El agro fue, durante mucho tiempo, territorio de la rutina empresarial (sacrificada rutina, si se quiere), donde el resultado económico provenía casi exclusivamente de la aplicación de capital. Pero hace unos años el campo uruguayo ha cambiado mucho. La producción de carne empezó a cambiar fuertemente desde la década de los noventa: el índice de procreos no tiene nada que ver con el pasado y el manejo del ganado lo mismo. La agricultura de secano desde el 2000 para adelante se ha transformado. A esto debe agregarse la transformación de la lechería y la actividad forestal reciente. El arroz, cultivo tecnificado desde hace 40 años, en estas dos o tres últimas cosechas ha alcanzado una productividad (o rendimiento) de las más altas del mundo.
En todos estos rubros se ha dado un desarrollo colosal atribuible no sólo al aumento de los precios, sino principalmente a la aplicación de tecnología. Como suele decir el Ing. J. Preve: hay más desarrollo científico y más tecnología aplicada en un grano del maíz que se siembra ahora que en muchos aparatos electrónicos.
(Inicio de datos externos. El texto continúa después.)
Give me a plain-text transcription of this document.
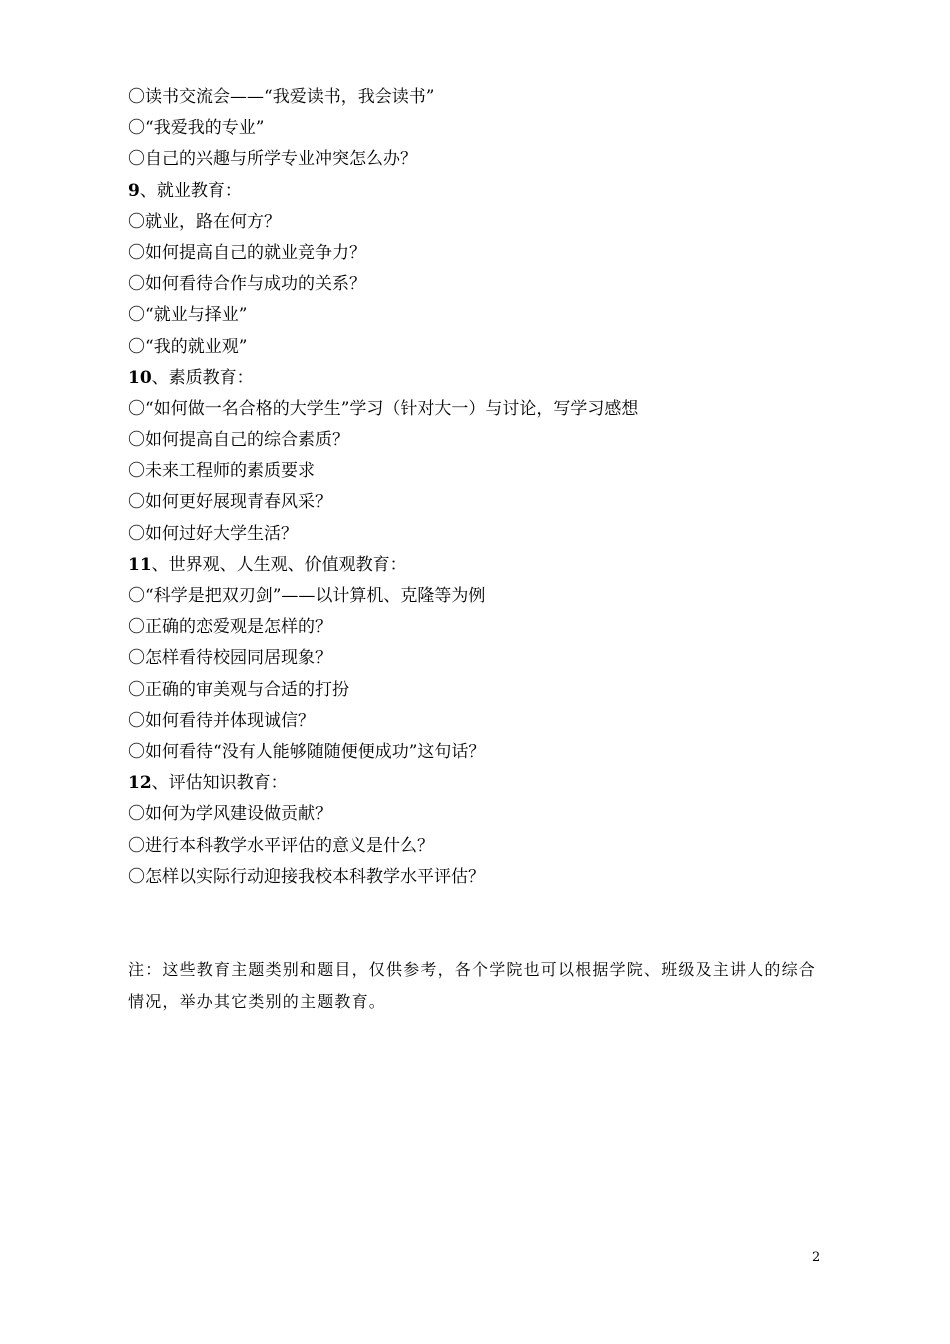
〇读书交流会——“我爱读书，我会读书”
〇“我爱我的专业”
〇自己的兴趣与所学专业冲突怎么办？
9、就业教育：
〇就业，路在何方？
〇如何提高自己的就业竞争力？
〇如何看待合作与成功的关系？
〇“就业与择业”
〇“我的就业观”
10、素质教育：
〇“如何做一名合格的大学生”学习（针对大一）与讨论，写学习感想
〇如何提高自己的综合素质？
〇未来工程师的素质要求
〇如何更好展现青春风采？
〇如何过好大学生活？
11、世界观、人生观、价值观教育：
〇“科学是把双刃剑”——以计算机、克隆等为例
〇正确的恋爱观是怎样的？
〇怎样看待校园同居现象？
〇正确的审美观与合适的打扮
〇如何看待并体现诚信？
〇如何看待“没有人能够随随便便成功”这句话？
12、评估知识教育：
〇如何为学风建设做贡献？
〇进行本科教学水平评估的意义是什么？
〇怎样以实际行动迎接我校本科教学水平评估？
注：这些教育主题类别和题目，仅供参考，各个学院也可以根据学院、班级及主讲人的综合情况，举办其它类别的主题教育。
2
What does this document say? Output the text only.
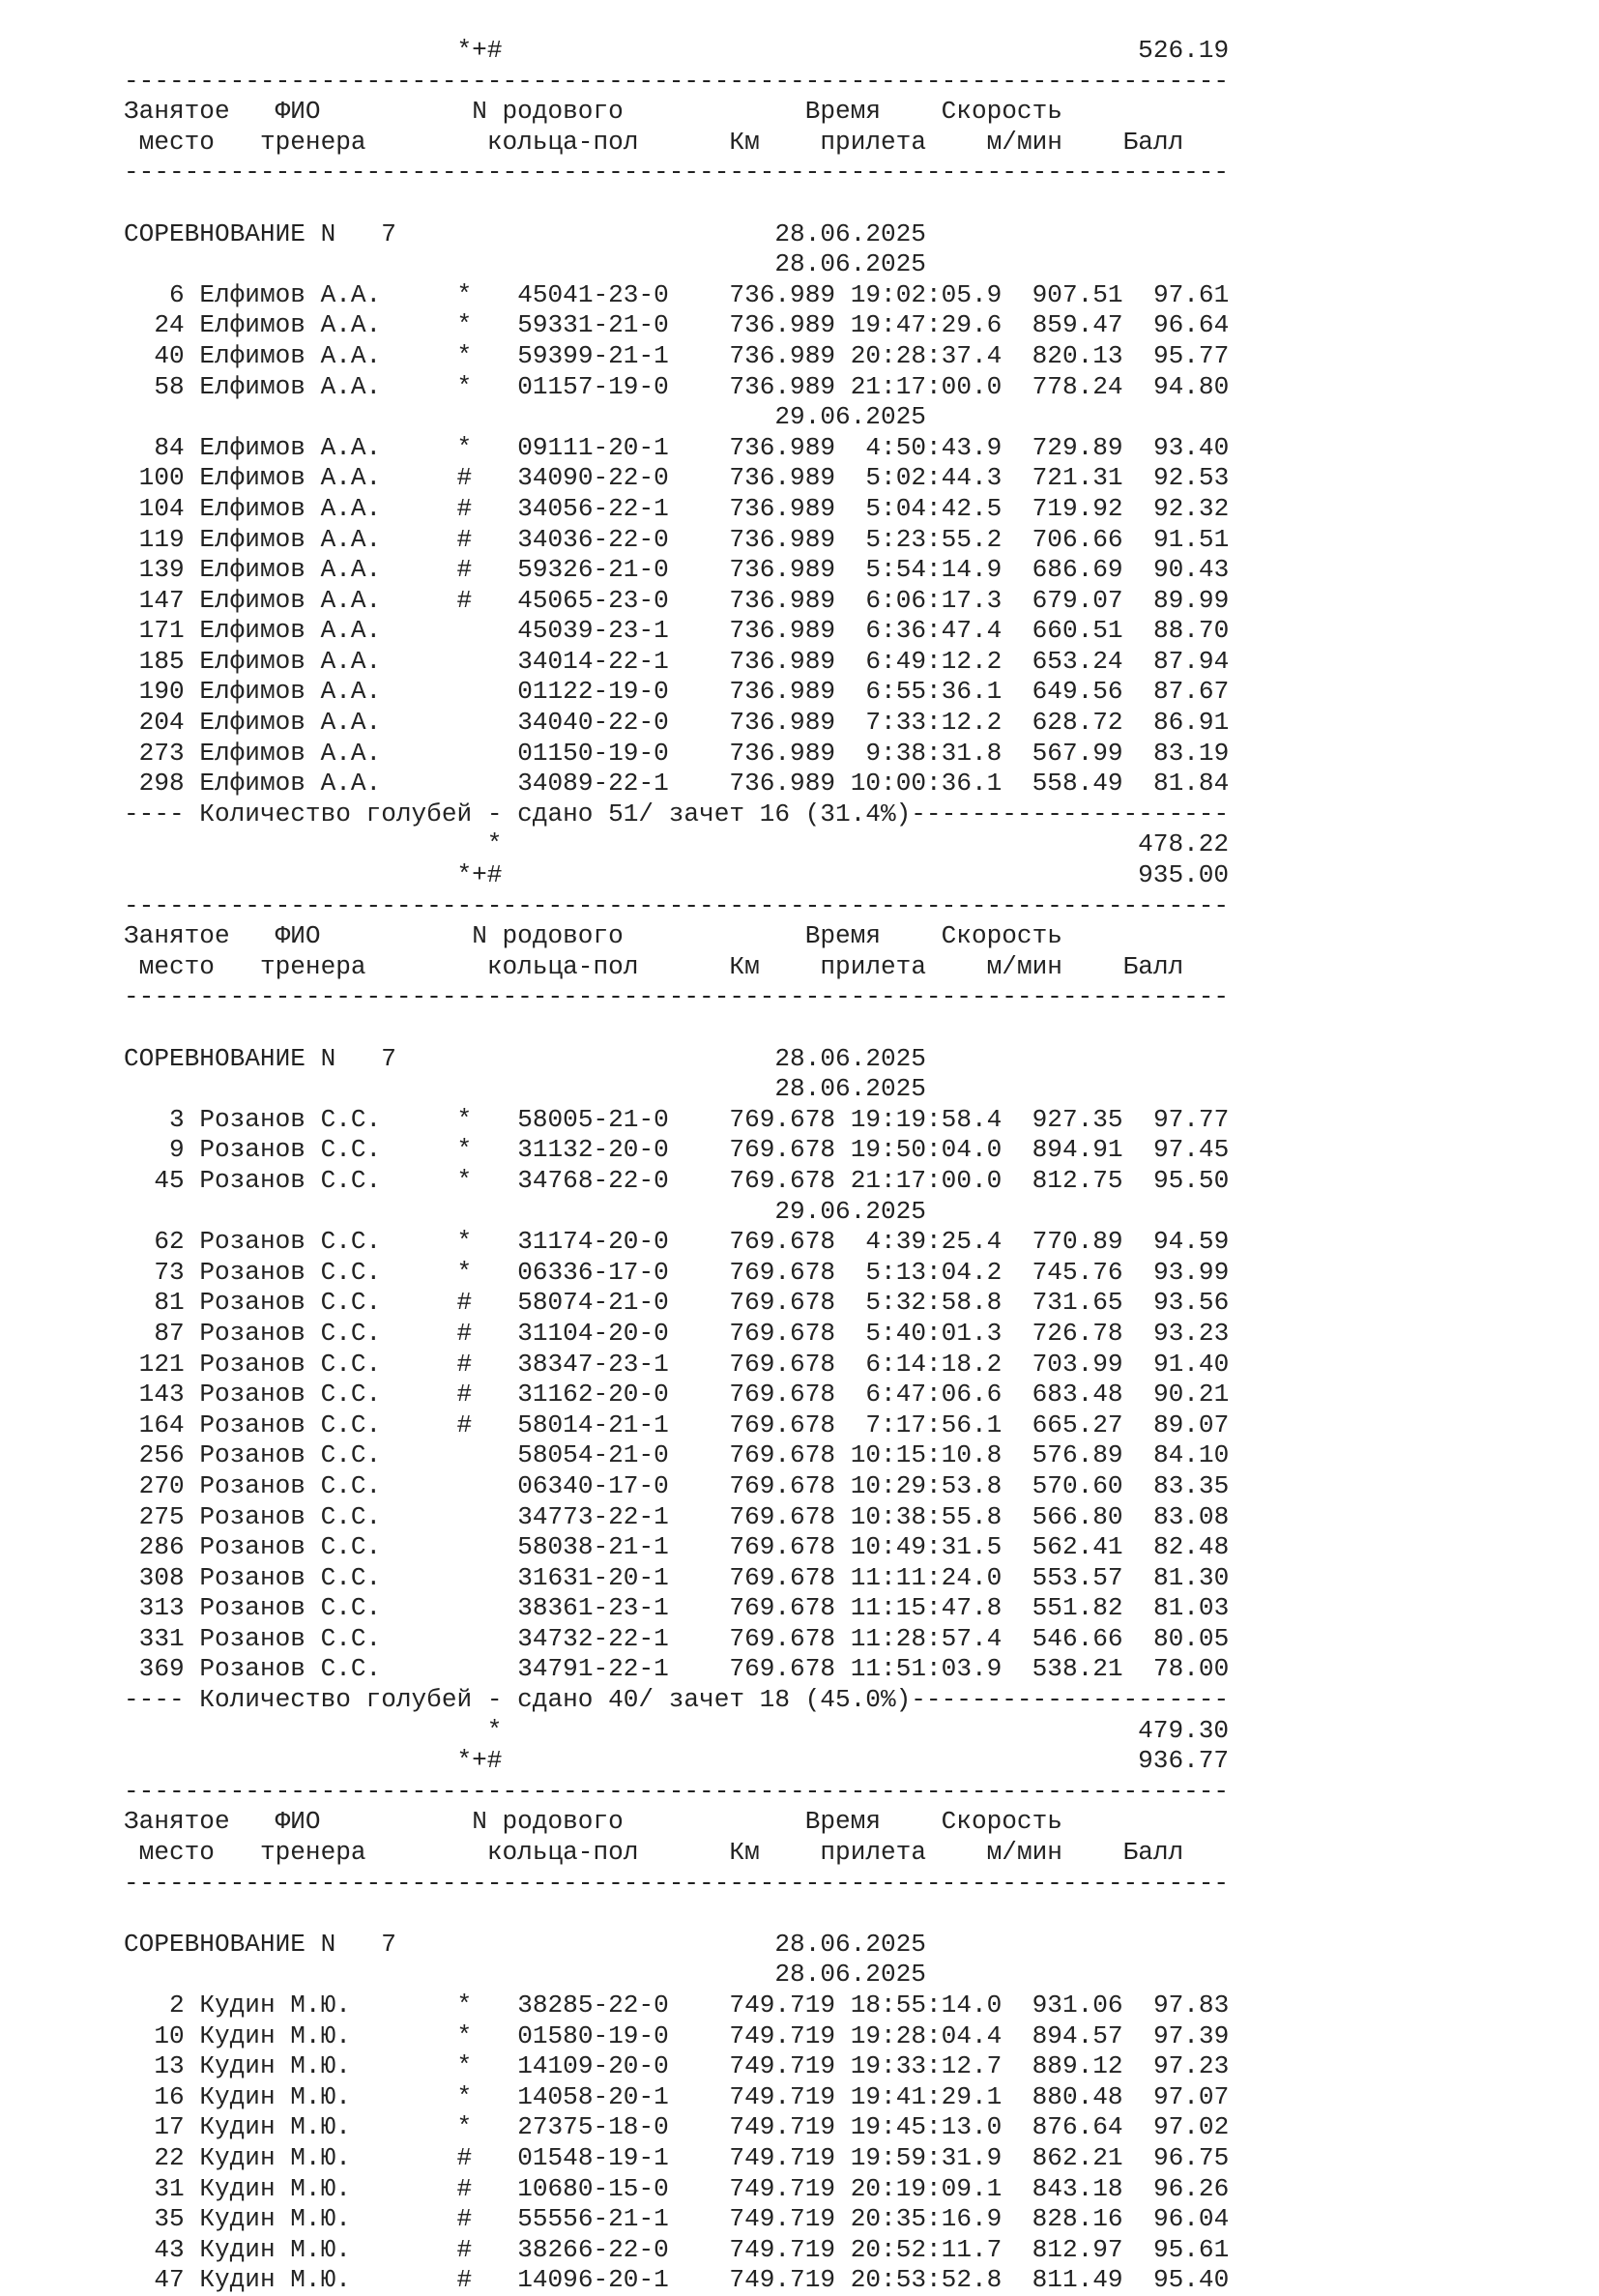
*+#	526.19
-------------------------------------------------------------------------
Занятое ФИО	N родового	Время Скорость
место тренера	кольца-пол	Км прилета м/мин Балл
-------------------------------------------------------------------------
СОРЕВНОВАНИЕ N 7	28.06.2025
28.06.2025
6 Елфимов А.А.     * 45041-23-0    736.989 19:02:05.9  907.51 97.61
24 Елфимов А.А.     * 59331-21-0    736.989 19:47:29.6  859.47 96.64
40 Елфимов А.А.     * 59399-21-1    736.989 20:28:37.4  820.13 95.77
58 Елфимов А.А.     * 01157-19-0    736.989 21:17:00.0  778.24 94.80
29.06.2025
84 Елфимов А.А.     * 09111-20-1    736.989  4:50:43.9  729.89 93.40
100 Елфимов А.А.     # 34090-22-0    736.989  5:02:44.3  721.31 92.53
104 Елфимов А.А.     # 34056-22-1    736.989  5:04:42.5  719.92 92.32
119 Елфимов А.А.     # 34036-22-0    736.989  5:23:55.2  706.66 91.51
139 Елфимов А.А.     # 59326-21-0    736.989  5:54:14.9  686.69 90.43
147 Елфимов А.А.     # 45065-23-0    736.989  6:06:17.3  679.07 89.99
171 Елфимов А.А.	45039-23-1    736.989  6:36:47.4  660.51 88.70
185 Елфимов А.А.	34014-22-1    736.989  6:49:12.2  653.24 87.94
190 Елфимов А.А.	01122-19-0    736.989  6:55:36.1  649.56 87.67
204 Елфимов А.А.	34040-22-0    736.989  7:33:12.2  628.72 86.91
273 Елфимов А.А.	01150-19-0    736.989  9:38:31.8  567.99 83.19
298 Елфимов А.А.	34089-22-1    736.989 10:00:36.1  558.49 81.84
---- Количество голубей - сдано 51/ зачет 16 (31.4%)---------------------
*                                          478.22
*+#                                          935.00
-------------------------------------------------------------------------
Занятое ФИО	N родового	Время Скорость
место тренера	кольца-пол	Км прилета м/мин Балл
-------------------------------------------------------------------------
СОРЕВНОВАНИЕ N 7	28.06.2025
28.06.2025
3 Розанов С.С.     * 58005-21-0    769.678 19:19:58.4  927.35 97.77
9 Розанов С.С.     * 31132-20-0    769.678 19:50:04.0  894.91 97.45
45 Розанов С.С.     * 34768-22-0    769.678 21:17:00.0  812.75 95.50
29.06.2025
62 Розанов С.С.     * 31174-20-0    769.678  4:39:25.4  770.89 94.59
73 Розанов С.С.     * 06336-17-0    769.678  5:13:04.2  745.76 93.99
81 Розанов С.С.     # 58074-21-0    769.678  5:32:58.8  731.65 93.56
87 Розанов С.С.     # 31104-20-0    769.678  5:40:01.3  726.78 93.23
121 Розанов С.С.     # 38347-23-1    769.678  6:14:18.2  703.99 91.40
143 Розанов С.С.     # 31162-20-0    769.678  6:47:06.6  683.48 90.21
164 Розанов С.С.     # 58014-21-1    769.678  7:17:56.1  665.27 89.07
256 Розанов С.С.	58054-21-0    769.678 10:15:10.8  576.89 84.10
270 Розанов С.С.	06340-17-0    769.678 10:29:53.8  570.60 83.35
275 Розанов С.С.	34773-22-1    769.678 10:38:55.8  566.80 83.08
286 Розанов С.С.	58038-21-1    769.678 10:49:31.5  562.41 82.48
308 Розанов С.С.	31631-20-1    769.678 11:11:24.0  553.57 81.30
313 Розанов С.С.	38361-23-1    769.678 11:15:47.8  551.82 81.03
331 Розанов С.С.	34732-22-1    769.678 11:28:57.4  546.66 80.05
369 Розанов С.С.	34791-22-1    769.678 11:51:03.9  538.21 78.00
---- Количество голубей - сдано 40/ зачет 18 (45.0%)---------------------
*                                          479.30
*+#                                          936.77
-------------------------------------------------------------------------
Занятое ФИО	N родового	Время Скорость
место тренера	кольца-пол	Км прилета м/мин Балл
-------------------------------------------------------------------------
СОРЕВНОВАНИЕ N 7	28.06.2025
28.06.2025
2 Кудин М.Ю.       * 38285-22-0    749.719 18:55:14.0  931.06 97.83
10 Кудин М.Ю.       * 01580-19-0    749.719 19:28:04.4  894.57 97.39
13 Кудин М.Ю.       * 14109-20-0    749.719 19:33:12.7  889.12 97.23
16 Кудин М.Ю.       * 14058-20-1    749.719 19:41:29.1  880.48 97.07
17 Кудин М.Ю.       * 27375-18-0    749.719 19:45:13.0  876.64 97.02
22 Кудин М.Ю.       # 01548-19-1    749.719 19:59:31.9  862.21 96.75
31 Кудин М.Ю.       # 10680-15-0    749.719 20:19:09.1  843.18 96.26
35 Кудин М.Ю.       # 55556-21-1    749.719 20:35:16.9  828.16 96.04
43 Кудин М.Ю.       # 38266-22-0    749.719 20:52:11.7  812.97 95.61
47 Кудин М.Ю.       # 14096-20-1    749.719 20:53:52.8  811.49 95.40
Lo más destacable es que toda esa innovación e incorporación de tecnología a la tarea agropecuaria fue llevada a cabo por los productores, por particulares, sin asistencia del gobierno y casi sin que éste se diera por enterado.
Es bueno que el gobierno se preocupe por la innovación y la tecnología, es importante hacer simposios y plantear metas. Lo que no está bien es no registrar siquiera los avances de ciertos sectores y no reconocer cómo se han producido.